2) Eteindre prioritairement le
foyer primaire de l’incendie, à savoir la question touareg qui, en 2011, fut à
l’origine de la guerre actuelle. En effet, si nous réussissions à régler ce
problème, nous assécherions les fronts du Macina, du Soum et du Liptako en les
coupant des filières sahariennes. Mais, pour cela, il sera impératif de « tordre
le bras » aux autorités de Bamako en leur mettant un marché en main :
soit vous faites de véritables concessions politiques et constitutionnelles aux
Touareg qui assureront eux-mêmes la police dans leur région, soit nous partons
et nous vous laissons vous débrouiller seuls. Sans parler du fait qu’il devient
insupportable de constater que le gouvernement malien tolère des manifestations
dénonçant Barkhane comme une force
coloniale alors que, sans l’intervention française, les Touareg auraient pris
Bamako…
3) Ensuite, une fois le foyer
nordiste éteint et les Touareg devenus les garants de la sécurité locale, il
sera alors possible de nous attaquer sérieusement aux conflits du sud en n’hésitant
pas à désigner ceux qui soutiennent les GAT (Groupes armés terroristes) et à armer et à
encadrer ceux qui leur sont hostiles. En d’autres termes, nous devrons opérer
comme les Britanniques le firent si efficacement avec les Mau-Mau du Kenya
quand ils lancèrent contre les Kikuyu, ethnie-matrice des Mau-Mau, les tribus hostiles
à ces derniers. Certes, les partisans éthérés des « droits de
l’homme » hurleront, mais, si nous voulons gagner la guerre et d’abord éviter
d’avoir à pleurer des morts, il faudra en passer par là. Donc, avoir à
l’esprit, que, comme le disait Kipling, « le loup d’Afghanistan se chasse avec le
lévrier afghan ». Il ne faudra donc plus craindre de dénoncer les
fractions Peul et celles de leurs anciens tributaires qui constituent le vivier
des jihadistes. Mais, en même temps, et une fois encore, il faudra imposer aux
gouvernements concernés de proposer une solution de sortie aux Peul.
Il sera alors possible
d’isoler les quelques clans donnant des combattants aux « GAT », ce
qui empêchera l’engerbage régional. Le jihadisme qui affirme vouloir dépasser
l’ethnisme en le fondant dans un califat universel se trouvera ainsi pris au
piège d’affrontements ethno-centrés et il pourra alors être réduit, puis
éradiqué. Restera la question démographique et celle de l’ethno-mathématique
électorale qui ne pourront évidemment pas être réglées par Barkhane.

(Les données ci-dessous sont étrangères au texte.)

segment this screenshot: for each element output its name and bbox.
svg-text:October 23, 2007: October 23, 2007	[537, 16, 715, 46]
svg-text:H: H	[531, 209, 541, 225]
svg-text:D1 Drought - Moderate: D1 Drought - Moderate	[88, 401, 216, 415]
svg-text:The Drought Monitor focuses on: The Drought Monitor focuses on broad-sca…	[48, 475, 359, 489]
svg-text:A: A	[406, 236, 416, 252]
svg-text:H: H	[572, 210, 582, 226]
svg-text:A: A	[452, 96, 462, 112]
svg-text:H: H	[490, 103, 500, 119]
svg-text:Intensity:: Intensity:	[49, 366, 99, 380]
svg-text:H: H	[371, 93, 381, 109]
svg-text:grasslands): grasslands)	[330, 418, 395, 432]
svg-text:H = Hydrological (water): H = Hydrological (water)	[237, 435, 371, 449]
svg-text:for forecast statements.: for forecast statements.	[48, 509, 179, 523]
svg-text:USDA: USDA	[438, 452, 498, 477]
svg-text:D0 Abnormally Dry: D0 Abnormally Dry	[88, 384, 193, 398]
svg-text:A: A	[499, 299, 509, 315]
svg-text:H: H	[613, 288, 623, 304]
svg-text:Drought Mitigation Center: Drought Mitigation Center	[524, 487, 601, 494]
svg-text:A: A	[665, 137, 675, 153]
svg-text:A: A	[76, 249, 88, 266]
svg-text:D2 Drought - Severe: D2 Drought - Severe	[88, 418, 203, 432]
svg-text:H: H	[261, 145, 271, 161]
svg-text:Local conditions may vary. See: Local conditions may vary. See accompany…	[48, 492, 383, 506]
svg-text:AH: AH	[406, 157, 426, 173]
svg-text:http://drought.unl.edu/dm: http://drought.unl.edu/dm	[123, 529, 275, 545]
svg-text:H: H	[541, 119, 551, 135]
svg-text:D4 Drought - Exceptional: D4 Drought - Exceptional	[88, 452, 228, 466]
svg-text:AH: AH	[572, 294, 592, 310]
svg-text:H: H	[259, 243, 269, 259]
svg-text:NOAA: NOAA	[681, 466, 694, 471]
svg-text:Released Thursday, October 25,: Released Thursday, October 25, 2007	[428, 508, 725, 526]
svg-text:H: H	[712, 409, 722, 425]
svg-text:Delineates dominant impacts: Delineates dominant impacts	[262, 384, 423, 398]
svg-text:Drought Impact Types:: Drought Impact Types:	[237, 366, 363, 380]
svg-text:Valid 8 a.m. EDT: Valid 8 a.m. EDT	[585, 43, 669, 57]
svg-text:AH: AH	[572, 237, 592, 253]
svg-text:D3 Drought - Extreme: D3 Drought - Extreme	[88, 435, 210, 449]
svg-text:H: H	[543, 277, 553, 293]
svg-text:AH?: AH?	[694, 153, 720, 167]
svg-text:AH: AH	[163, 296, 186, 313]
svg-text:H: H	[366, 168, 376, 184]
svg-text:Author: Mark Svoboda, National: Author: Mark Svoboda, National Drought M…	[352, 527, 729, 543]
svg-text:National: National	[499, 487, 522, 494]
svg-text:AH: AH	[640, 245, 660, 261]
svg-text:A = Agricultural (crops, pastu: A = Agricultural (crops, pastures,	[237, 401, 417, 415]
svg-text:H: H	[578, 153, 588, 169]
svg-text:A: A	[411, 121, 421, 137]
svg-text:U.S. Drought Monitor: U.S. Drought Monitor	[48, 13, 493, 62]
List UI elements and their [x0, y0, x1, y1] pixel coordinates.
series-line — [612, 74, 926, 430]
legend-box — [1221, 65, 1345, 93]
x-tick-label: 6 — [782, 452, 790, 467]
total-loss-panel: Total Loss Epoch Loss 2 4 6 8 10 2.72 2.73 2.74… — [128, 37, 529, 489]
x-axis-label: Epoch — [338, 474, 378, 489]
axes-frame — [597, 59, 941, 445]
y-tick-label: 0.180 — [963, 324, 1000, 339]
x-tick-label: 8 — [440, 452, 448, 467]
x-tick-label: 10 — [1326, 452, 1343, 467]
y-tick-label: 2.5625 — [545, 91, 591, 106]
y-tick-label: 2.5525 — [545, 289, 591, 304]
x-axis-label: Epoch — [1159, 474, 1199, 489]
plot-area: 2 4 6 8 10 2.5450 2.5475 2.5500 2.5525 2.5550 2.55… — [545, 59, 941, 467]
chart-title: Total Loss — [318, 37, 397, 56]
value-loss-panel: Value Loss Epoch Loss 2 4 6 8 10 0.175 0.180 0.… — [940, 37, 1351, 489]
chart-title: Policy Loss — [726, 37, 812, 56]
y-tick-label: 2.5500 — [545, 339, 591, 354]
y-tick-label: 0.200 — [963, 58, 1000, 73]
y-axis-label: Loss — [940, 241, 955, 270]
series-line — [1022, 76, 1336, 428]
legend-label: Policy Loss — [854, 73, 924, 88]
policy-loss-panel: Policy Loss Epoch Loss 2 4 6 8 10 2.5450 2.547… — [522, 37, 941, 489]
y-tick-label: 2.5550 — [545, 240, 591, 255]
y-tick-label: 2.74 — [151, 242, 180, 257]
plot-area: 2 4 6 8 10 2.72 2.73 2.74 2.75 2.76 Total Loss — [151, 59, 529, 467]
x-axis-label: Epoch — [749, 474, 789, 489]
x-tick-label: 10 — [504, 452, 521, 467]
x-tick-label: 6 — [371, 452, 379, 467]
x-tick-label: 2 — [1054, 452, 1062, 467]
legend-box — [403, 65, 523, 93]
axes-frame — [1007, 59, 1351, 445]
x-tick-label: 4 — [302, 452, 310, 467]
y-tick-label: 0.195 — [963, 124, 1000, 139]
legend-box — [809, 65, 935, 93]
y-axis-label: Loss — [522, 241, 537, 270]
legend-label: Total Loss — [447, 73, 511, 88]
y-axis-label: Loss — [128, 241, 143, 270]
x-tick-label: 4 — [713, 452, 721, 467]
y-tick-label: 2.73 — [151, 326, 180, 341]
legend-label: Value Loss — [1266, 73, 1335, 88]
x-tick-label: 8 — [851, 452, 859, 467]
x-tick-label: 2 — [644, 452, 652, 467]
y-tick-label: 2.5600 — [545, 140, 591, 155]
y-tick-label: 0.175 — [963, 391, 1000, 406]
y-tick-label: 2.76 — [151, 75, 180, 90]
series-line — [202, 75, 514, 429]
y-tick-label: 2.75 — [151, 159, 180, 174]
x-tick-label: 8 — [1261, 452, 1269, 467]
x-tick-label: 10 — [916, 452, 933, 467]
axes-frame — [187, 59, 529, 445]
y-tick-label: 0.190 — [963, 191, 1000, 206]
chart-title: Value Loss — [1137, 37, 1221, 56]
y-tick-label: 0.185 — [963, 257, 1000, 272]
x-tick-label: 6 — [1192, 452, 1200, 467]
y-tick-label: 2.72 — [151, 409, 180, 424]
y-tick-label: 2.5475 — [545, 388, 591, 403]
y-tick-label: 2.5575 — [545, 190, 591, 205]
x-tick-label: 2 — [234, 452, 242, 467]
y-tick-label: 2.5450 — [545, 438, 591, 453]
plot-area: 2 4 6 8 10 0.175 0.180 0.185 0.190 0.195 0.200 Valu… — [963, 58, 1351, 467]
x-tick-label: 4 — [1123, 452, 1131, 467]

Placées à la confluence de
l’islamisme, de la contrebande, des rivalités ethniques et des luttes pour le
contrôle de territoires ou de ressources, nos forces percutent régulièrement les constantes et les
dynamiques locales. Or, le chemin de la victoire passe par la prise en compte et par l’utilisation
de ces dernières. Mais encore faut-il les connaître...
Si je peux me permettre, les constantes et dynamiques locales sont parfaitement connues, et depuis longtemps. La problématique reste le choix assumé de nos politiques, toujours tièdes à décider ...
RépondreSupprimerIl faut les laisser entre eux, protéger nos frontières chez nous me parait plus important que de vouloir jouer le gendarme sans en avoir les moyens.
RépondreSupprimerVu d'ici, et d'un non connaisseur de l'Afrique noire, la question qui se pose est: y a-t-il un djihadisme d'Afrique noire? Et où voit-on qu'il participe aux attentats terroristes qui endeuillent le monde? Question de candide, mais vraie question. Si la réponse est négative, qu'avons-nous à faire là-bas? D'autant que, comme vous le rappelez, nous nous sommes engagés au Mali avec l'espoir de régler la question touareg. Le conflit semble au point mort. Le président malien vient pleurer les nôtres tout en laissant des manifestants de son pays dénoncer notre opération barkane. S'en dissocie-t-il au moins quand il est au Mali?